Wednesday, July 20, 2005

TOP STORY>> Single-gender school ready

IN SHORT: Boys principal defines the problem as the Pulaski district rolls out an innovative, if so-far unproven, approach to education.

By John Hofheimer
Leader staff writer

Like it or not, boys will be in one building, girls in another when Jacksonville Middle School starts the new school year August 19—the state’s first modern-day experiment with single-gender schools.

Throughout the country, there were 161 districts implementing or preparing to implement single-gender classes last spring, according to Marvin V. Jeter III, assistant superintendent for learning services.

Jeter said many of the teachers and parents he talked to were excited about the innovative program, but others were adopting a wait-and-see attitude.

Laura Shirley, who will serve as principal of the girls school, is out of town, but Michael Nellums, principal of both the boys school and the in-school suspension program in yet another building, thinks the idea may work.

“We’re looking for opportunities to change young men’s direction as it relates to academics,” Nellums said. “Boys have always done worse at this level. We’re hoping to change that picture drastically.

“Discipline will be a challenge,” said Nellums. “We’re putting all the boys—they account for 82 percent of discipline referrals and 73 percent of suspensions—under one umbrella. I have two outstanding assistant principals, Jackie Calhoun and Colleen Johnson.”

He said Johnson, new to the district, brings a wealth of knowledge working in successful middle school programs.

“We’re fortunate to have her in this community.”

Nellums said he hoped the teachers would be sensitive to the needs and behavioral tendencies of adolescent males.

Bishop James Bolden III, Jacksonville’s representative on the Pulaski County Special School District Board, has questions of his own, but he made the motion to separate the genders, and he has pitched in cleaning up the grounds and has watched developments with a close eye. The boys will take their core classes in the old junior high school and the girls in the nearby old middle school. Elective classes will be coeducational.

Having single-gender classes in public schools—or single-gender schools—has only been legal for a couple of years in this country, so it’s too early for domestic data, but in other countries, test scores have improved for boys and girls when attending separate classes, according to Jeter.

Discipline problems also are said to diminish when boys don’t feel compelled to show off in front of girls, he said.

The idea came about after the decision to move Jacksonville’s ninth grade from the junior high to the high school, according to Jeter, and officials began looking for the best way to divide up grades six through eight between the middle school and junior high.

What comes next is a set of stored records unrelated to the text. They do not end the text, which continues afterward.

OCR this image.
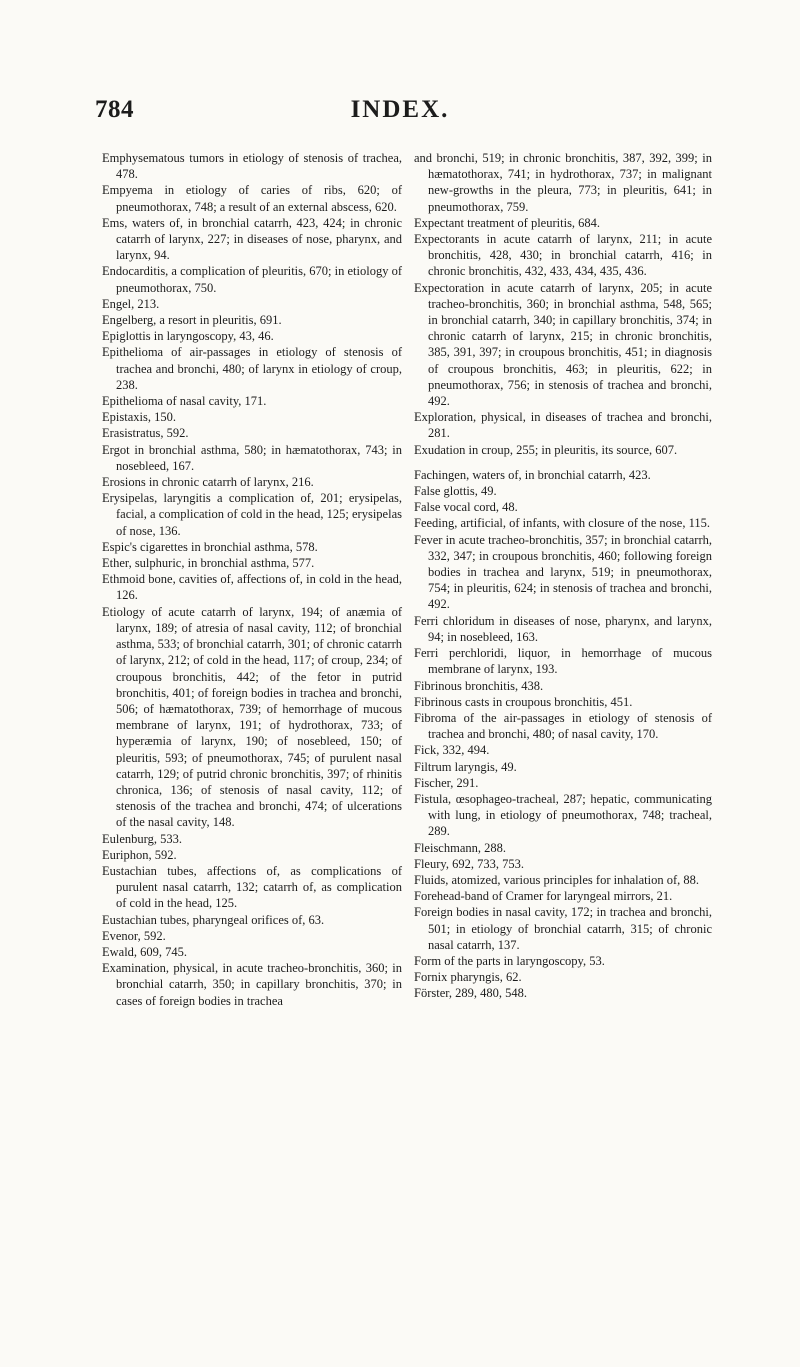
784	INDEX.
Emphysematous tumors in etiology of stenosis of trachea, 478.
Empyema in etiology of caries of ribs, 620; of pneumothorax, 748; a result of an external abscess, 620.
Ems, waters of, in bronchial catarrh, 423, 424; in chronic catarrh of larynx, 227; in diseases of nose, pharynx, and larynx, 94.
Endocarditis, a complication of pleuritis, 670; in etiology of pneumothorax, 750.
Engel, 213.
Engelberg, a resort in pleuritis, 691.
Epiglottis in laryngoscopy, 43, 46.
Epithelioma of air-passages in etiology of stenosis of trachea and bronchi, 480; of larynx in etiology of croup, 238.
Epithelioma of nasal cavity, 171.
Epistaxis, 150.
Erasistratus, 592.
Ergot in bronchial asthma, 580; in hæmatothorax, 743; in nosebleed, 167.
Erosions in chronic catarrh of larynx, 216.
Erysipelas, laryngitis a complication of, 201; erysipelas, facial, a complication of cold in the head, 125; erysipelas of nose, 136.
Espic's cigarettes in bronchial asthma, 578.
Ether, sulphuric, in bronchial asthma, 577.
Ethmoid bone, cavities of, affections of, in cold in the head, 126.
Etiology of acute catarrh of larynx, 194; of anæmia of larynx, 189; of atresia of nasal cavity, 112; of bronchial asthma, 533; of bronchial catarrh, 301; of chronic catarrh of larynx, 212; of cold in the head, 117; of croup, 234; of croupous bronchitis, 442; of the fetor in putrid bronchitis, 401; of foreign bodies in trachea and bronchi, 506; of hæmatothorax, 739; of hemorrhage of mucous membrane of larynx, 191; of hydrothorax, 733; of hyperæmia of larynx, 190; of nosebleed, 150; of pleuritis, 593; of pneumothorax, 745; of purulent nasal catarrh, 129; of putrid chronic bronchitis, 397; of rhinitis chronica, 136; of stenosis of nasal cavity, 112; of stenosis of the trachea and bronchi, 474; of ulcerations of the nasal cavity, 148.
Eulenburg, 533.
Euriphon, 592.
Eustachian tubes, affections of, as complications of purulent nasal catarrh, 132; catarrh of, as complication of cold in the head, 125.
Eustachian tubes, pharyngeal orifices of, 63.
Evenor, 592.
Ewald, 609, 745.
Examination, physical, in acute tracheo-bronchitis, 360; in bronchial catarrh, 350; in capillary bronchitis, 370; in cases of foreign bodies in trachea
and bronchi, 519; in chronic bronchitis, 387, 392, 399; in hæmatothorax, 741; in hydrothorax, 737; in malignant new-growths in the pleura, 773; in pleuritis, 641; in pneumothorax, 759.
Expectant treatment of pleuritis, 684.
Expectorants in acute catarrh of larynx, 211; in acute bronchitis, 428, 430; in bronchial catarrh, 416; in chronic bronchitis, 432, 433, 434, 435, 436.
Expectoration in acute catarrh of larynx, 205; in acute tracheo-bronchitis, 360; in bronchial asthma, 548, 565; in bronchial catarrh, 340; in capillary bronchitis, 374; in chronic catarrh of larynx, 215; in chronic bronchitis, 385, 391, 397; in croupous bronchitis, 451; in diagnosis of croupous bronchitis, 463; in pleuritis, 622; in pneumothorax, 756; in stenosis of trachea and bronchi, 492.
Exploration, physical, in diseases of trachea and bronchi, 281.
Exudation in croup, 255; in pleuritis, its source, 607.
Fachingen, waters of, in bronchial catarrh, 423.
False glottis, 49.
False vocal cord, 48.
Feeding, artificial, of infants, with closure of the nose, 115.
Fever in acute tracheo-bronchitis, 357; in bronchial catarrh, 332, 347; in croupous bronchitis, 460; following foreign bodies in trachea and larynx, 519; in pneumothorax, 754; in pleuritis, 624; in stenosis of trachea and bronchi, 492.
Ferri chloridum in diseases of nose, pharynx, and larynx, 94; in nosebleed, 163.
Ferri perchloridi, liquor, in hemorrhage of mucous membrane of larynx, 193.
Fibrinous bronchitis, 438.
Fibrinous casts in croupous bronchitis, 451.
Fibroma of the air-passages in etiology of stenosis of trachea and bronchi, 480; of nasal cavity, 170.
Fick, 332, 494.
Filtrum laryngis, 49.
Fischer, 291.
Fistula, œsophageo-tracheal, 287; hepatic, communicating with lung, in etiology of pneumothorax, 748; tracheal, 289.
Fleischmann, 288.
Fleury, 692, 733, 753.
Fluids, atomized, various principles for inhalation of, 88.
Forehead-band of Cramer for laryngeal mirrors, 21.
Foreign bodies in nasal cavity, 172; in trachea and bronchi, 501; in etiology of bronchial catarrh, 315; of chronic nasal catarrh, 137.
Form of the parts in laryngoscopy, 53.
Fornix pharyngis, 62.
Förster, 289, 480, 548.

Jeter and then-Superintendent Donald Henderson held a series of meetings with Jacksonville parents and members of the Jacksonville Chamber of Commerce. Although some students and parents didn’t like the idea, there was enough support for the school board to approve the idea for this school year.

The first teacher instruction specific to this arrangement will be a one-day in-service training — gender, ethnicity and student achievement — led by Leonard Sax, author of “Why Gender Matters.”

Jeter said there were still a few teaching positions to be filled in the boys and girls schools, and a total of 63 teaching positions yet to be filled district wide. New basketball courts and benches will be installed outdoors at the boys school, according to James Warren, assistant superintendent for facilities.

A plan to connect the two main buildings by a covered walkway was nixed by the Jacksonville Fire Department, which said such a walkway would limit their access to the buildings in the event of fire.

When it’s raining, a shuttle bus will carry students between the two buildings, according to Warren.

Jeter, who says he has several grants pending, said the district may be in the running for U.S. Department of Education money to build an all purpose building between the two schools for elective classes, computer labs, a media center and other purposes.

The project seemed to lose momentum in recent months and Bolden has been critical. Jeter said Tuesday that the project had slowed while awaiting approval by the Office of Desegregation Monitoring.

Warren said by housing in-school suspension in a building adjacent to the boys school, the district would save about $16,000 a year in rent. Overall, the district has been doing some painting and sprucing up of the buildings and before school opens, there should be new signs—Jacksonville Middle School—Girls and Jacksonville Middle School—Boys.

Board members have said they would expect to see benchmark test scores improve over the next couple of years.